Per Clemenceau L’occhio di Monet…rende più penetrante e acuta la nostra percezione dell’Universo.

E in questo rifugio della vecchiaia, in questo giardino, quasi un Atelier en plain air, nonostante la vista vada indebolendo, porta avanti la sua eterna battaglia con il divenire delle cose e la mutevolezza della realtà.

Sono costretto a continue trasformazioni, perché tutto cresce e rinverdisce. Insomma, a forza di trasformazioni, io seguo la natura senza poterla afferrare.

Evidenti le affinità elettive con Proust, nonostante questo scrittore abbia sicuramente tenuto presenti anche altri pittori per il personaggio di Elstir, in un passo della Recherche descrive un paesaggio dalle atmosfere simili a quelle del giardino creato da Monet. “Un’aiuola d’acqua sulla quale galleggiano fiori di diversi colori”.

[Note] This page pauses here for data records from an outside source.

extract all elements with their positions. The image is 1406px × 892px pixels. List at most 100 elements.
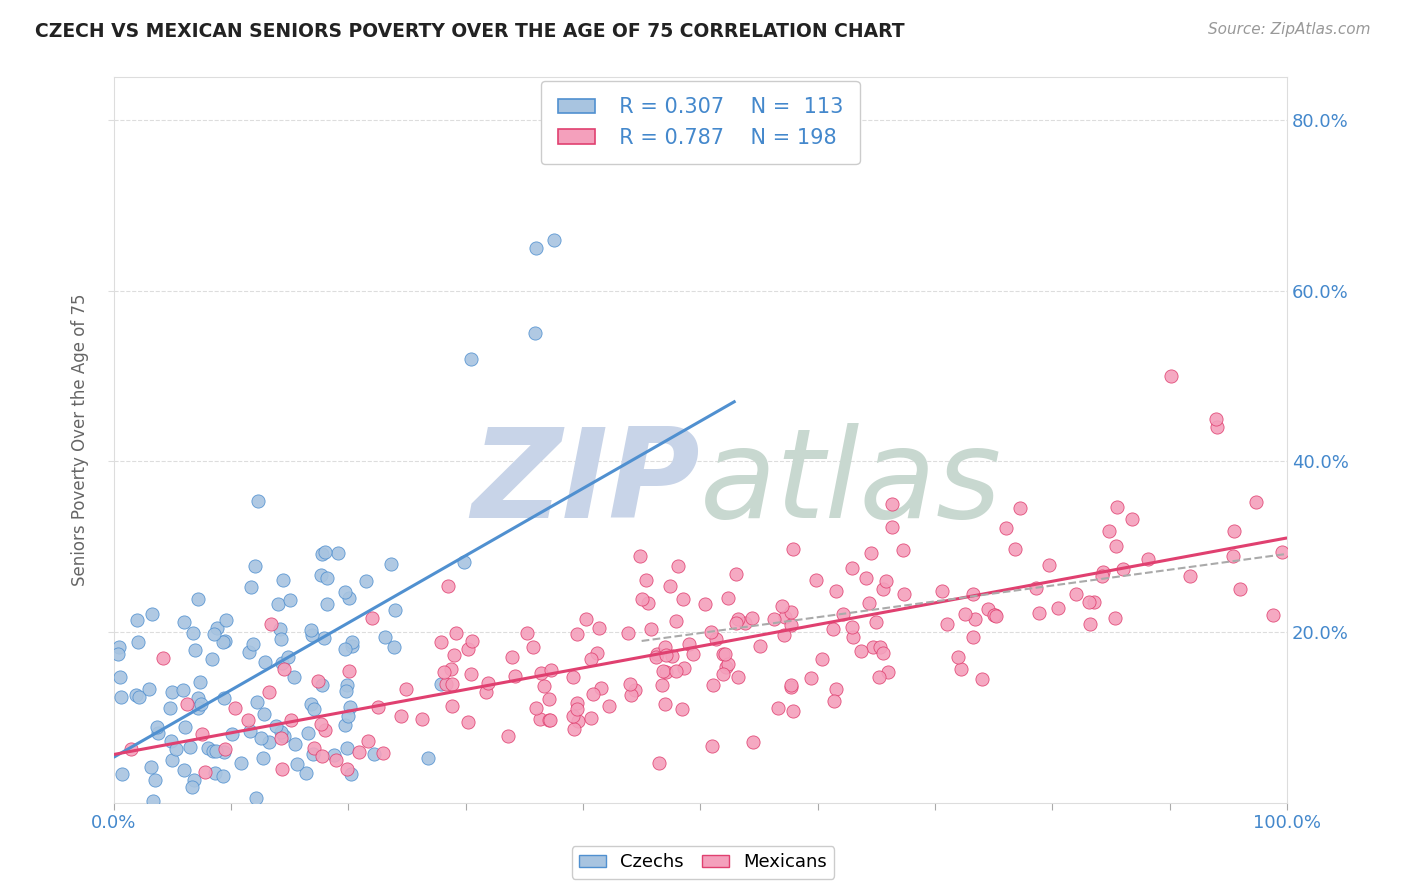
Point <box>1229 582 1251 596</box>
Point <box>763 612 786 626</box>
Point <box>142 794 165 808</box>
Point <box>181 780 204 794</box>
Point <box>855 571 877 585</box>
Point <box>1223 524 1246 538</box>
Point <box>565 702 588 716</box>
Point <box>1271 545 1294 559</box>
Point <box>429 677 451 691</box>
Point <box>962 630 984 644</box>
Point <box>711 666 734 681</box>
Point <box>780 680 803 694</box>
Point <box>246 493 269 508</box>
Point <box>700 739 723 753</box>
Point <box>724 567 747 582</box>
Point <box>380 557 402 571</box>
Point <box>800 671 823 685</box>
Point <box>190 697 212 711</box>
Point <box>138 681 160 696</box>
Point <box>935 617 957 632</box>
Point <box>187 591 209 606</box>
Point <box>700 625 723 640</box>
Point <box>139 759 162 773</box>
Point <box>128 690 150 704</box>
Point <box>673 661 696 675</box>
Point <box>460 666 482 681</box>
Point <box>976 602 998 616</box>
Point <box>311 568 333 582</box>
Point <box>205 621 228 635</box>
Point <box>579 652 602 666</box>
Text: Source: ZipAtlas.com: Source: ZipAtlas.com <box>1208 22 1371 37</box>
Point <box>1105 500 1128 514</box>
Point <box>239 724 262 739</box>
Point <box>280 714 302 728</box>
Point <box>347 745 370 759</box>
Point <box>565 696 588 710</box>
Point <box>214 634 236 648</box>
Point <box>591 681 613 695</box>
Point <box>522 640 544 655</box>
Point <box>823 694 845 708</box>
Text: CZECH VS MEXICAN SENIORS POVERTY OVER THE AGE OF 75 CORRELATION CHART: CZECH VS MEXICAN SENIORS POVERTY OVER TH… <box>35 22 905 41</box>
Point <box>562 670 585 684</box>
Point <box>654 697 676 711</box>
Point <box>983 608 1005 623</box>
Point <box>1077 595 1099 609</box>
Point <box>160 734 183 748</box>
Point <box>533 679 555 693</box>
Point <box>579 711 602 725</box>
Point <box>869 640 891 654</box>
Point <box>1080 617 1102 632</box>
Point <box>716 660 738 674</box>
Point <box>1047 601 1070 615</box>
Point <box>441 677 464 691</box>
Point <box>181 625 204 640</box>
Point <box>145 720 167 734</box>
Point <box>173 763 195 777</box>
Point <box>770 599 793 613</box>
Point <box>436 579 458 593</box>
Point <box>416 751 439 765</box>
Point <box>141 607 163 622</box>
Point <box>477 676 499 690</box>
Point <box>214 741 236 756</box>
Point <box>648 756 671 770</box>
Point <box>524 701 547 715</box>
Point <box>453 555 475 569</box>
Point <box>628 549 651 563</box>
Point <box>1111 562 1133 576</box>
Point <box>311 748 333 763</box>
Point <box>340 635 363 649</box>
Point <box>637 596 659 610</box>
Point <box>880 520 903 534</box>
Point <box>339 766 361 780</box>
Point <box>862 640 884 654</box>
Point <box>779 605 801 619</box>
Point <box>267 597 290 611</box>
Point <box>1137 552 1160 566</box>
Point <box>242 636 264 650</box>
Point <box>283 670 305 684</box>
Point <box>714 647 737 661</box>
Point <box>240 580 263 594</box>
Point <box>382 640 405 654</box>
Point <box>269 623 291 637</box>
Point <box>654 640 676 654</box>
Point <box>245 558 267 573</box>
Point <box>538 713 561 727</box>
Point <box>831 607 853 621</box>
Point <box>543 233 565 247</box>
Point <box>585 646 607 660</box>
Point <box>211 769 233 783</box>
Point <box>617 625 640 640</box>
Point <box>271 573 294 587</box>
Point <box>337 591 360 605</box>
Point <box>661 649 683 664</box>
Point <box>1244 495 1267 509</box>
Point <box>860 546 883 560</box>
Point <box>768 701 790 715</box>
Point <box>335 683 357 698</box>
Point <box>567 714 589 729</box>
Point <box>252 751 274 765</box>
Point <box>172 682 194 697</box>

Galleggia un fiore di ninfea scarlatto… Più in là fiori più fitti e più pallidi… bianco e rosa… Per mantenersi sempre in accordo… Con quel che vi è di più profondo, di più fuggevole, di più misterioso…- Con quel che c’è di infinito – sembrava averle fatte fiorire in pieno cielo”.

Quando gli amici René Gimpel e Georges Bernheim si recarono nel 1918 a vedere l’ultima opera di Monet, apparve loro uno strano e affascinante spettacolo: “Un panorama fatto d’acqua e di ninfee, di luce e di cielo. In quell’infinità acqua e cielo non avevano né inizio né fine. Ci parve d’essere presenti a una delle prime ore della nascita del mondo”.

Ninfee, 1920-1926, Museo Orangerie.

Rosalba Granata

Note

  1.   Liz Green: Astrologia e amore, Astrolabio.
  2.   Sicuteri: Astrologia e mito.
  3.   In Scorpione, Il gioco delle coppie.
  4.   Sicuteri: Astrologia e mito.
  5.   Le Ninfee sono precedute da altre serie. La più celebre: La cattedrale di Ruen (1892).